Sea Limited will be reporting earnings tomorrow. Linked below is a recent free deep dive. I have no prior knowledge of DJY Research although they appear to have capability for conducting surveys as well as evaluating tech and financial indicators. Among those thanked at the end of the article for providing feedback is Muji, well-known to this forum.
Forum posters have to date pretty well summarized what SE is about (online gaming, eCommerce, digital financial services). My main take-aways from this dive along with some quotes:
Gaming: Their Garena gaming arm continues to reach new highs with “Free Fire”, which is now moving into the mobile gaming environment and is a new opportunity. “While Free Fire is clearly a knockout success, having the majority of revenues predicated on a single game seems like a precarious position. However, a popular gaming franchise is much more durable than one might think.”
eCommerce: Shopee continues to run buyer and seller discounts and to market heavily to try to achieve dominance. It continues to “hyperlocalize” to the diverse markets in South-east Asia, and to take a “move fast and break things” approach. Lazada appears to be on the back foot, however Tokopedia has become a serious competitor, particularly if they merge with the delivery giant Gojek. Their progress in South America has some impressive numbers but this is mostly fueled by promotions. Progress remains to be seen, and it might be diverting attention from their key market area, South-east Asia.
Digital financial services: As with Shopee, they are more focused on adoption than monetization at this point. "On the eWallet front they are marginally ahead with many competitors like GoPay (GoJek), OVO and GrabPay very close behind. Given how underbanked a lot of South-east Asia is there is still ample opportunity to gain share (or lose it). It also isn’t a winner-take-all market with opportunity for a few players to be leaders in the space and eWallet usage not being mutual exclusive.
“The most important thing to building enduring value for a company is that your customers do not leave. In marketing this is referred to as a “leaky bucket”, where you pay handsomely for a customer just to have them leave because of a bad experience or poor value. This is why capital is not a moat, it is a bridge – capital can help you get somewhere but does not insulate you from competition. Critically, our survey work has shown that of the 40% of customers across all of South-east Asia who do not check more than one platform before buying, virtually all are shopping exclusively on Shopee. This is the strongest piece of data that we have found that supports Shopee is “winning” South-east Asia eCommerce.”
" Sea would be in a better position if they made progress on their own logistics network and fulfillment, creating something that is hard for competitors to quickly emulate. Shopee Pay helps adoption, but the proliferation of other eWallets and fintech’s means that it is a rather trivial friction reduction. Having said that, as long as they can continue to outrun the competition, they will stay in the lead."

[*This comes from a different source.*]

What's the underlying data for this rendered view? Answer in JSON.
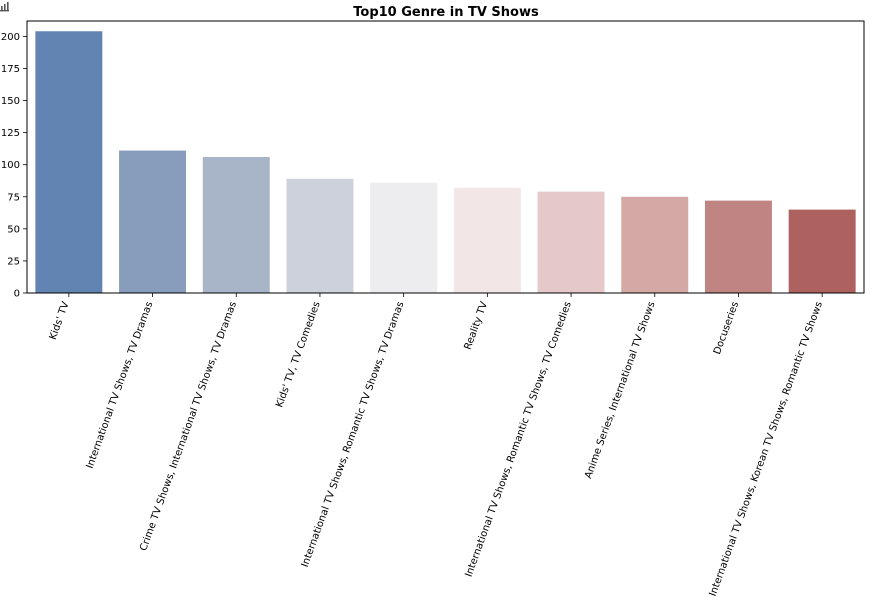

The article provides “build scenarios” for future progress in e-commerce and digital financial services. “There is a path to Sea being a $250bn+ business with some upside to that within their preexisting business lines…however, their growth and success in these markets are hardly guaranteed, and investors will have to judge for themselves whether or not they believe they are being adequately compensated for these risks.”
"1) Competition. Even benign competition can materially stymie profitability, requiring them to offer their services for less to be competitive. Competitors can leverage other assets they have (super app, messaging apps with high usage, social media, etc) to cross sell similar services and may be able to offer overall better customer and merchant experiences.
2) Churn. Many users were enticed to join the platform through limited time promotions where the ultimate customer life is unknown. Shopee and SeaMoney may only seem to be good values to customers at these discounted prices and usage could drop off materially when subsidies are rolled back. Competition may also entice users to leave with minimal lock in.
3) Steady state margin structure not achieved. We value SE at margins of a more mature business but it is possible the competitive environment does not allow this margin structure to be realized or there is less operating leverage in the model than anticipated. Furthermore, perhaps promotions rather than only being a strategy to collect users become necessary to retain them, depressing steady state margins.
4) Free Fire popularity fades. Video games like other media can come in and out of vogue. As this is a material source of cash flow for the company’s investments, losing this cash flow would be detrimental for their other businesses and could require a large capital raise in order to continue growing at the same speed.
5) New financial and possibly gaming regulation. There were financial regulations in the past that materially altered SeaMoney and there could be more changes in the future. Most of South-east Asia has a very young financial system that will likely vary from what it looks like when the region is more developed. While the governments are different, we saw game restriction in China on Tencent and perhaps some governments could take similar action or Chinese regulations could affect gamers in South-east Asia."
My take: This is the most in-depth assessment of SE that I’ve yet seen. What comes across repeatedly is how ultra-competitive their environment is, and how diverse the opportunities and risks are. I feel like I’m “riding the tiger” with this investment. I remain optimistic but will not be increasing my position, and might trim it to fund opportunities among the many winners featured regularly on this forum.